Bazen saplı bir ağaç testeresiyle, bazen de gazoz açacağıyla kapaklarını açardım. Testere ile gazoz kapağı açmak oldukça riskli idi. Yani zaman zaman caka yapmak, ses çıkartmak için kenardan sürterek veya sıyırarak kapağa vurulan testere darbesiyle şişenin yarısı havaya uçabiliyordu. Bu durumda kırılan şişenin parasını ödemek zorunda kalıyorduk.
Salı günleri 8 ya da 10 kasaya kadar gazoz satabiliyordum. Yani 30 lira kazanabiliyordum. Bu işe 7-8 yaşlarımda başladım. Kazandığım paraları ya anneme veriyor, ya da Gazeteci İhsan’dan kitap alıyordum. Veya günlük gazete reklamlarında tanıtılan kitaplardan ödemeli istekte bulunuyordum.

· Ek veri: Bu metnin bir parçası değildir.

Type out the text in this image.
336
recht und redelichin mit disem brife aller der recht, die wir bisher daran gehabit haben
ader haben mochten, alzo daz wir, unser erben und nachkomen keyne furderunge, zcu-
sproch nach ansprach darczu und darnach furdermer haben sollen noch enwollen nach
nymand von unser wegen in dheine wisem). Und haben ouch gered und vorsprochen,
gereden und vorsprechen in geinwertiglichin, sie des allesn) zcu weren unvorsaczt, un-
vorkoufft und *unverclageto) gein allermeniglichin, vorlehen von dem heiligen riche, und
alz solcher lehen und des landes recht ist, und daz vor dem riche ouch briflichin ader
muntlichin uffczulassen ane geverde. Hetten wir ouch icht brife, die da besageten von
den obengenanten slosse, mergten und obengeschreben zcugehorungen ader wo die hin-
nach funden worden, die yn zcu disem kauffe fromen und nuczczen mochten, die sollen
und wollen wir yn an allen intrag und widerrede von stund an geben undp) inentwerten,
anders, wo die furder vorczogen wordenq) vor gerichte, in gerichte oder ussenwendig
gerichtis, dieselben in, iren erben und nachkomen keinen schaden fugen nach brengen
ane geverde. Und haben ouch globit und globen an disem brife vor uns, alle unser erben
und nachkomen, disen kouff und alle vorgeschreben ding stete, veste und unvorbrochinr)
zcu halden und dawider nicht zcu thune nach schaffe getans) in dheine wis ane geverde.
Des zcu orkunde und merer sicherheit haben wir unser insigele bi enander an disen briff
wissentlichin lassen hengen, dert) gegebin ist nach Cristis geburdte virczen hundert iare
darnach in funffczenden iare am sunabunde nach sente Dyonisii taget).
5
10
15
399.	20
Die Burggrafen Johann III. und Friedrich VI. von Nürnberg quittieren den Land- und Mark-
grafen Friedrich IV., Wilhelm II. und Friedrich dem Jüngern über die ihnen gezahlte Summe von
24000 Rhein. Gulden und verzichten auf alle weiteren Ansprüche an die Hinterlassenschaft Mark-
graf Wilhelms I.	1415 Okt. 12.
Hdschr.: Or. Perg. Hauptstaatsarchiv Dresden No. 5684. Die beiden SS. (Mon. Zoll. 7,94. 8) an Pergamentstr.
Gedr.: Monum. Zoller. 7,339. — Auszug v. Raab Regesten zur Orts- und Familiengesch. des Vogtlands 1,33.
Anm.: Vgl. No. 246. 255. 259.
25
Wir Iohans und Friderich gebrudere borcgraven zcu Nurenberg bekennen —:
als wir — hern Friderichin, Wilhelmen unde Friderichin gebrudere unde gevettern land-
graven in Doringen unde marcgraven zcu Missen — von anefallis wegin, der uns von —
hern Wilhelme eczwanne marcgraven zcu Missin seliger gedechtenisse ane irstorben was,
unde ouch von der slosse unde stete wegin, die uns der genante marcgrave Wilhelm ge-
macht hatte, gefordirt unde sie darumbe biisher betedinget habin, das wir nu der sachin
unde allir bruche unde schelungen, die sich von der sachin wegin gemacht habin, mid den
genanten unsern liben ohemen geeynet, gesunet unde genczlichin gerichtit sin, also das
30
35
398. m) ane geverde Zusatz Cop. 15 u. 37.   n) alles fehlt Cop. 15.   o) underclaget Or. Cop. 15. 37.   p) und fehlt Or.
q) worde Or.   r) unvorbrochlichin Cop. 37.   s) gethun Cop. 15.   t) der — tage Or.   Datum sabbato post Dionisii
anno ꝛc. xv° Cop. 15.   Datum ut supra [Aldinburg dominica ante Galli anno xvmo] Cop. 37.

Çay mahallesinde arkadaşlarımızla iki takım oluşturarak maç yapardık. Kaybeden taraf kazanan tarafa gazoz ısmarlardı. Şimdi AKP’nin merkeze aldığı valilerimizden Derya Kadıoğlu da o zamanlar aramızdaydı. Müthiş bir Galatasaray taraftarı idi. Oyuncuları, oyunlarını öylesine yorumlardı ki biz can kulağıyla dinlerdik! Hatta Bor’dan Ankara’ya maç izlemeye dahi giderdi. Ben ise Beşiktaş taraftarıydım!
Derya öğrenci iken çok çalışkandı... Çok zeki idi. AKP ile devlet bugün onun hizmet aşkından faydalanamadı. Erzurum’da bıraktığı iz hâlâ yankılanıyor!
Yaz günleri gazoz satışı haricinde sabahları bakkal Rüştü Meriç’ten kutularla satın aldığım nane şekerleri ve çikletleri şehirlerarası otobüslerde satardım. Bir tekerlemem vardı : «Zambo artistli, melek mabel çikletleri... nane şekeri...» diye.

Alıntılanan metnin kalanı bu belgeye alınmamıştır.